Kurigram, a northern border district of Bangladesh, continues to struggle with extreme poverty, widespread landlessness and relentless river erosion, trapping millions of people in harsh living conditions despite its large geographic size.
Spanning around 2,255 square kilometres and home to over 23 lakh people, the district’s development has remained slow due to geographic isolation, weak infrastructure and decades of neglect.
According to the Bangladesh Bureau of Statistics (BBS), Kurigram’s poverty rate stands at 70.8 percent against 19 percent at the national level. The extreme poverty rate in the district is 53.2 percent.

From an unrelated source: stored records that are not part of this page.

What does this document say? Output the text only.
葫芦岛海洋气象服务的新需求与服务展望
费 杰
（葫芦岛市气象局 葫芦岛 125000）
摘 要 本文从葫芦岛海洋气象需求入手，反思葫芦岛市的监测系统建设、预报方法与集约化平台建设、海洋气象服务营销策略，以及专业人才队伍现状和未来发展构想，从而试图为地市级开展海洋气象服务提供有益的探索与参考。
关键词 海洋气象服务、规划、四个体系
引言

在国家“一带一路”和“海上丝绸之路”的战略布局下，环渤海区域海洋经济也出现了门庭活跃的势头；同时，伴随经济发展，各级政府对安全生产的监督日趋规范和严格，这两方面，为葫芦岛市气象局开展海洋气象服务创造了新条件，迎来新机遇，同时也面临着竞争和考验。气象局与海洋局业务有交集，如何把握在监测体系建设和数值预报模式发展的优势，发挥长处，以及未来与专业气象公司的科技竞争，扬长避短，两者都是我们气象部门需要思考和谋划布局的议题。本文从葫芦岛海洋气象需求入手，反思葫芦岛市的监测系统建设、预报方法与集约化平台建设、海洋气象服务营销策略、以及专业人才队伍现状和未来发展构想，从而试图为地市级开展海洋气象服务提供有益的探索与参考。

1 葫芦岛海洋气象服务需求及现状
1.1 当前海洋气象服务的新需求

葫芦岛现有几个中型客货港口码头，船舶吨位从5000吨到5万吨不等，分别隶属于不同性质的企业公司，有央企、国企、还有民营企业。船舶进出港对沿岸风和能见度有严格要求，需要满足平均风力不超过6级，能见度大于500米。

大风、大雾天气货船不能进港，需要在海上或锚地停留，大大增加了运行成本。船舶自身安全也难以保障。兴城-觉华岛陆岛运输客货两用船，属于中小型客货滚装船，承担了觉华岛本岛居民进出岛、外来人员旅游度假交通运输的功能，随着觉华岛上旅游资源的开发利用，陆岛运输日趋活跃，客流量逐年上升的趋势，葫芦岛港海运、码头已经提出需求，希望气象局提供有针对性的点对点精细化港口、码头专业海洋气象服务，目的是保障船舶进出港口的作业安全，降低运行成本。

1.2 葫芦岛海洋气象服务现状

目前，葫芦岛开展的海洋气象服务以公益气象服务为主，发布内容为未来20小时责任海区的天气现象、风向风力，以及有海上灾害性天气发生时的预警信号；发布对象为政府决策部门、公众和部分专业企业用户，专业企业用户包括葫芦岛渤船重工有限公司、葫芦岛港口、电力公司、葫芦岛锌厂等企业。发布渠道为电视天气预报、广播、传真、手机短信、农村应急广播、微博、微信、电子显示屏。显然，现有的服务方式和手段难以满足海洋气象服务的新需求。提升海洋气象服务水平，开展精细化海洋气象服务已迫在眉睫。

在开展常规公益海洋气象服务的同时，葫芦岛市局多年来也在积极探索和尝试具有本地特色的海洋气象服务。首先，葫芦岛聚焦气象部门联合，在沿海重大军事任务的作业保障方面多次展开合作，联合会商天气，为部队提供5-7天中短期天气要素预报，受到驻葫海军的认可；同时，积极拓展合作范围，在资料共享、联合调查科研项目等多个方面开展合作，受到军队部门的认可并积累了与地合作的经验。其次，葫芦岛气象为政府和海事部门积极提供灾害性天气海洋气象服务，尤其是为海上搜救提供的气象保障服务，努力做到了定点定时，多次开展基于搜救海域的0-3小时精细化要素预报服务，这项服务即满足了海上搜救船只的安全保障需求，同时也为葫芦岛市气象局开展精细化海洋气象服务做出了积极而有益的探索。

In Char Rajibpur upazila alone, the poverty rate rises to 79.8 percent, highlighting the severity of deprivation in riverine areas.
Landlessness is also widespread, with around 35 percent to 50 percent of families without land. At the same time, about 57 percent of residents suffer from various illnesses, making poverty and poor health closely linked problems in the district.
River erosion remains one of the biggest threats. Sixteen rivers, including the Brahmaputra, Teesta and Dharla, flow through Kurigram. Out of 469 chars (river islands), 269 are inhabited, where around 550,000 people live. Every year, river erosion forces thousands of families to lose their homes and become landless.
Experts say urgent river management is needed along about 70 kilometres of the Brahmaputra, 45 kilometres of the Teesta and 60 kilometres of the Dharla river routes in the region.
The lack of industrial development has also created an acute employment crisis. The Kurigram Textile Mills, established in 1987, was closed in 2011, and no major industry has replaced it since.
To establish the proposed “Bhutanese Special Economic Zone” on the bank of the Dharla River, a memorandum of understanding (MoU) was signed between the governments of Bangladesh and Bhutan in 2024.
However, it will take time for the zone to come into operation.
The administrative approval has been granted to allocate or acquire 150.07 acres of khas land and 69.57 acres of privately owned land in favour of BEZA for the project.
So far, BEZA has acquired 133.92 acres of land in the area, while the process of acquiring an additional 61.87 acres is currently underway.